Given ADCs’ complexities, monitoring active and deactivated drugs simultaneously creates bioanalytical challenges. But specific analytical tools can help provide the appropriate sensitivity, specificity and toxicity answers investigators seek. The four most common bioanalytical platforms include:
- Ligand-binding assays (LBAs)
- Hybrid LBA & liquid chromatography–mass spectrometry (LC-MS)
- Triple quadrupole based traditional LC-MS
- Liquid chromatography/high-resolution mass spectrometry (LC/HRMS)
The platform you use depends on your study’s bioanalytical goals. LBA may be the first choice in antibody analysis, but LC/HRMS or LBA-LC-MS are better tools for capturing DAR and biotransformation data. A trusted lab testing partner can help determine the most effective platform.
Recommendations for ADC Bioanalysis
Establishing priorities during ADC investigations is how you make sure your program stays on track. During discovery, drug efficacy is the chief concern, and so DMPK analyses are the priority. These studies connect the ADC’s efficacy and potential toxicity. This helps investigators decide on the linkage, payload and antibody design.
A drug candidate’s ADME properties (i.e., absorption, distribution, metabolism, and excretion) combined with PK data, will determine its stability, efficacy and safety. Hybrid LBA & LC/HRMS can be used to monitor intact ADCs, which is the most effective way to understand drug stability. Establishing a complete picture of the ADC, including DAR and biotransformation data, will require time and resources, but it will also provide valuable data. Put simply, this information will ultimately determine if your ADC moves forward or gets scrapped.

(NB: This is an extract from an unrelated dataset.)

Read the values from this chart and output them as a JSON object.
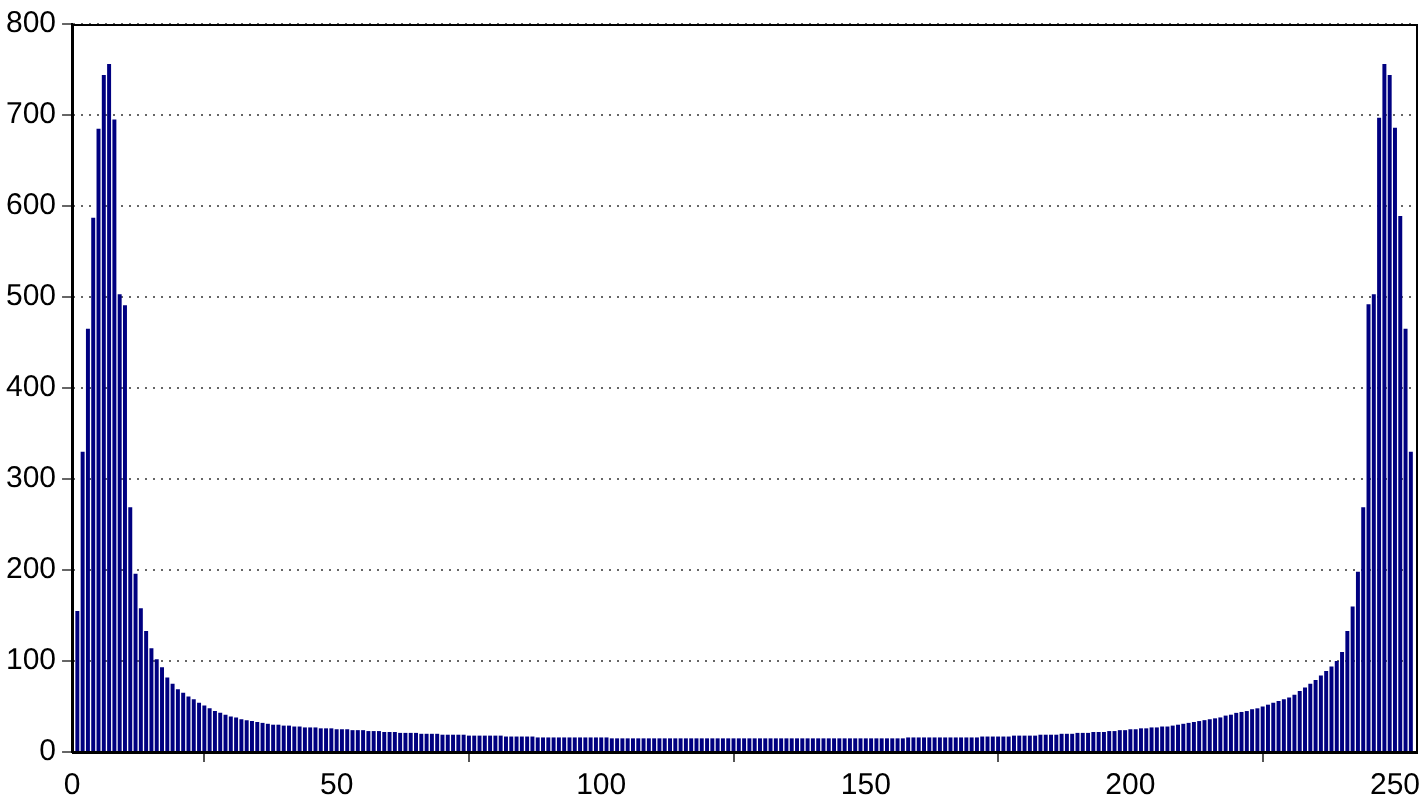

ADCs are an exciting but emerging field for regulators. For example, intact protein bioanalysis is a unique and popular assay, but there is little regulatory guidance around its methodology or validation. However, that may change as ADCs evolve and additional use cases emerge.
The Final Word
Developers and sponsors like ADCs’ potential as highly effective cancer-killing therapies. They are complex drugs that require small- and large-molecule studies to ensure stability, efficacy and safety. In truth, ADC bioanalysis requires an integrated strategy to be truly effective.
Researching and developing safe, effective ADCs relies more upon the investigator’s skills, knowledge, and expertise than the specific assays or platforms used. Drug developers without the time, resources or expertise to conduct ADC investigations in-house should consider working with a testing partner.